The original score and songs were composed, arranged, programmed, and produced by Rahul Raj, with lyrics penned by Rafeeq Ahammed. Rahul Raj won the Kerala State Film Award for Best Background Music for his work.

List of songs
| No. | Title | Lyrics | Singer(s) | Length |
|---|---|---|---|---|
| 1. | "Venal Kattil" | Rafeeq Ahammed | Rahul Raj | 4:47 |
| 2. | "Pularumo" | Rafeeq Ahammed | Suchith Suresan, Gayatri Asokan | 5:53 |
| 3. | "Ku Ku Ku Theevandi" | Rafeeq Ahammed | Jeetu | 4:03 |
| 4. | "Chanchalam/Cindrella" | Rafeeq Ahammed | Neha Nair, Job Kurian | 4:55 |
| 5. | "Love Kills" |  | Smitha Nishant | 4:30 |

==Release and reception==
Years after the release of the movie and an avalanche of new-gen films, critics acclaimed Ritu as the pioneer of 'new wave' in Malayalam cinema. Upon the release, Ritu received generally positive reviews but mild response in theatres. Nowrunning.com sees Ritu as a sensitive, melancholic portrayal of tumultuous emotions that ravage three young minds basking on the pinnacle of success. "It is an engrossing, intricate slice-of-life that deftly captures the nuances of growing up together and finally growing apart." Rediff and Indiaglitz reviewers termed it as a worthwhile experiment and said that it represents the changing face of Malayalam cinema.

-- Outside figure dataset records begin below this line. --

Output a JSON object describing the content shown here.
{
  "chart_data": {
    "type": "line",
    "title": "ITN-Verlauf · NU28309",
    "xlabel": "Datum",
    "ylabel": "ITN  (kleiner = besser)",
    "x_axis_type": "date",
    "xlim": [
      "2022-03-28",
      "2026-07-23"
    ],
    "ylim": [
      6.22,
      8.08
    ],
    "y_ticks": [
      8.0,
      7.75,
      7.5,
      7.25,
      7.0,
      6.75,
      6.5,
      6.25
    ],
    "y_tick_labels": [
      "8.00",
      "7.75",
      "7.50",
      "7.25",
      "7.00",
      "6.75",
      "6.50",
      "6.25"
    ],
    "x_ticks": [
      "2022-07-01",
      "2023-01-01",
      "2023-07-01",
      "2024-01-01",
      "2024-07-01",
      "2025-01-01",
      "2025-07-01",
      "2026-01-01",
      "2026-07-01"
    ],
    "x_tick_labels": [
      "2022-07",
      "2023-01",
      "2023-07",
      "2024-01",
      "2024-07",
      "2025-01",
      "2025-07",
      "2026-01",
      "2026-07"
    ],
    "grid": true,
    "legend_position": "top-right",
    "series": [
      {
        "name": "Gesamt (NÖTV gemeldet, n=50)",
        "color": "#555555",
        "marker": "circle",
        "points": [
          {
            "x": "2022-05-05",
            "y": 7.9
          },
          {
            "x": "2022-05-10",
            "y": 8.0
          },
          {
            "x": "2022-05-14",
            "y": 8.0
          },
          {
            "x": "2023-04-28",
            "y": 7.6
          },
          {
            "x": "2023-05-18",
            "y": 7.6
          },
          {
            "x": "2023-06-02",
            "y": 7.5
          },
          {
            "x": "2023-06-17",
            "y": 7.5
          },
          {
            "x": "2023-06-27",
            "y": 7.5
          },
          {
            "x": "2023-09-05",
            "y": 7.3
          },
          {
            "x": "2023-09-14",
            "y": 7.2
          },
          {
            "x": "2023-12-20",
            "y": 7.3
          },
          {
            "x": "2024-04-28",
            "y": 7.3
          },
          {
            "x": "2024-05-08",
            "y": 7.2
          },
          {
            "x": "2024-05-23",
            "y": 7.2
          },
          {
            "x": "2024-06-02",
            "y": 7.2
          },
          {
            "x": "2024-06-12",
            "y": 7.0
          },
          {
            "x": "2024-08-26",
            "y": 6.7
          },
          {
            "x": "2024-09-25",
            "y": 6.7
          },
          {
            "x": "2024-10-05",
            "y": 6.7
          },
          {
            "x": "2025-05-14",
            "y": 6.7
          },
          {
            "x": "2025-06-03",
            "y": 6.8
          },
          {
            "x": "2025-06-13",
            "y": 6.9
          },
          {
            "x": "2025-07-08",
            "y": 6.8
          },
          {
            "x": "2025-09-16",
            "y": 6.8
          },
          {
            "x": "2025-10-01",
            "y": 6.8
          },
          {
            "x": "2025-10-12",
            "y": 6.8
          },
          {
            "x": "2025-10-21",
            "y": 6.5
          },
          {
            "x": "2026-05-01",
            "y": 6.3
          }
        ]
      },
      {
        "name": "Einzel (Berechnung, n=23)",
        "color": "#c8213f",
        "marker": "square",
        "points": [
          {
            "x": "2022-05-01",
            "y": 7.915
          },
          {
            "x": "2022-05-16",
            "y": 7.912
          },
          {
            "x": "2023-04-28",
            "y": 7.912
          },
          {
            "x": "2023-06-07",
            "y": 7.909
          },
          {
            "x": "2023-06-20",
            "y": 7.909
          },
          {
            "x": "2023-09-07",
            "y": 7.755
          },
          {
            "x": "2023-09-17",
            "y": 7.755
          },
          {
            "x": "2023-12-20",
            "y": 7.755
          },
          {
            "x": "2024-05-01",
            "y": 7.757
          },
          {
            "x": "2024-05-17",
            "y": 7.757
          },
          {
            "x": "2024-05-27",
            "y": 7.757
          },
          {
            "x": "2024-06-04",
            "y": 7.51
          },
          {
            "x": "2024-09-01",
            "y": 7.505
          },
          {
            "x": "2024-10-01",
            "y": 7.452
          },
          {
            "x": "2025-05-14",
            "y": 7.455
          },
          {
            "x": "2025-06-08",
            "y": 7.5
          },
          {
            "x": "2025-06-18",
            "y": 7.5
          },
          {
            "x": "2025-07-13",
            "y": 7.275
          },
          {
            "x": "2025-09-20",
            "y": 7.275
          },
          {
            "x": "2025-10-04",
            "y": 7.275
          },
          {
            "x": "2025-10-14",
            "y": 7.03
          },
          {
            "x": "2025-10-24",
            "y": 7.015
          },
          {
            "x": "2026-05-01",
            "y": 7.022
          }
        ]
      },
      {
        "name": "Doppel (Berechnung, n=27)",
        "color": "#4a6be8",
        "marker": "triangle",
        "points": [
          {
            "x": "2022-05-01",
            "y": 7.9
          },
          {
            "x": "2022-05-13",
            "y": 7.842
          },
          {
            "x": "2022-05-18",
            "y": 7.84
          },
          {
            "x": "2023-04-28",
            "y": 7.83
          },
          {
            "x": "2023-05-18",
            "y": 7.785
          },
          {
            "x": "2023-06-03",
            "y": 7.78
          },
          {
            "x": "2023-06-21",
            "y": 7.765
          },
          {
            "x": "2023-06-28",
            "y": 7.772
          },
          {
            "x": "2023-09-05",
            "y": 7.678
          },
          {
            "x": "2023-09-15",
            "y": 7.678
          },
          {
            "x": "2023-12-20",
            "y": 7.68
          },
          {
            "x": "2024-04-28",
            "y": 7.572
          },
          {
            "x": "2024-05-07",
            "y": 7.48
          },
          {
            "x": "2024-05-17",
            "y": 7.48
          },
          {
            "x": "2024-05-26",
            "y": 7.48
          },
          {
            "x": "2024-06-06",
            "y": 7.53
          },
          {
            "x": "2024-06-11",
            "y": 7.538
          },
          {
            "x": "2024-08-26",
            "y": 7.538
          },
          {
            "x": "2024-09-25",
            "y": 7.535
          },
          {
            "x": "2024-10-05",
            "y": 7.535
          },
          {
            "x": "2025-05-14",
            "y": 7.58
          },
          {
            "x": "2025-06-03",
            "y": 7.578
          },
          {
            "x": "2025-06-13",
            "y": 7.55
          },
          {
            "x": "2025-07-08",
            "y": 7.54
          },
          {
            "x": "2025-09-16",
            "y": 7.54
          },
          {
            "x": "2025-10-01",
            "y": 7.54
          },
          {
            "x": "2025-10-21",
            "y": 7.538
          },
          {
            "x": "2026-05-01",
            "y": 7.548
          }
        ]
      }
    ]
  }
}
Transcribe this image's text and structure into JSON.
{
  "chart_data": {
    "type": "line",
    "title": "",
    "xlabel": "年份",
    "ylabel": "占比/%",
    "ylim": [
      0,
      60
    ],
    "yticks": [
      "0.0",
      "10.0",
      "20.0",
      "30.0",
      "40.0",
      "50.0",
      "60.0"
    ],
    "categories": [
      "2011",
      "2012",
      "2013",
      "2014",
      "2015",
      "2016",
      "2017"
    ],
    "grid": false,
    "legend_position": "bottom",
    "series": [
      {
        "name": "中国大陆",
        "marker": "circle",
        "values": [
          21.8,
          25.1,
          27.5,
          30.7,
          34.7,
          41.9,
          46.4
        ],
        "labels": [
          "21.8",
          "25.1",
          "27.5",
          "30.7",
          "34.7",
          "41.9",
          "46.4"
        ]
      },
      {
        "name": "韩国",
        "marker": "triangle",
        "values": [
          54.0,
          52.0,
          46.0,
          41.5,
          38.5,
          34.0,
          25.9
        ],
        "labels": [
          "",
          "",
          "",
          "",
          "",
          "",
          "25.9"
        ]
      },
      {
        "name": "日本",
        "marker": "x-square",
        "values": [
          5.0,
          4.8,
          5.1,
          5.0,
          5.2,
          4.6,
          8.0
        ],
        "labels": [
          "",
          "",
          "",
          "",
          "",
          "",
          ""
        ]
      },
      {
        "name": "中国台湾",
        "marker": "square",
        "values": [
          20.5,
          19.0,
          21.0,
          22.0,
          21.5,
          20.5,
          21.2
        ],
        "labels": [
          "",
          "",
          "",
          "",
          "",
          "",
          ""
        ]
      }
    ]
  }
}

The acting skills of the three lead actors have been applauded: the newcomers did their part quite convincingly. Indiaglitz review said "It's high time for Mollywood film goers to change and settle down from the regular potboilers and applaud films like Ritu which has its heart exactly at the right place". Rediff said "Ritu is a worthwhile experiment by seasoned director Shyamaprasad with a predominantly new team".

The Telugu version of Ritu, titled New, was released under two banners: Bhargava Pictures and Innostorm entertainment.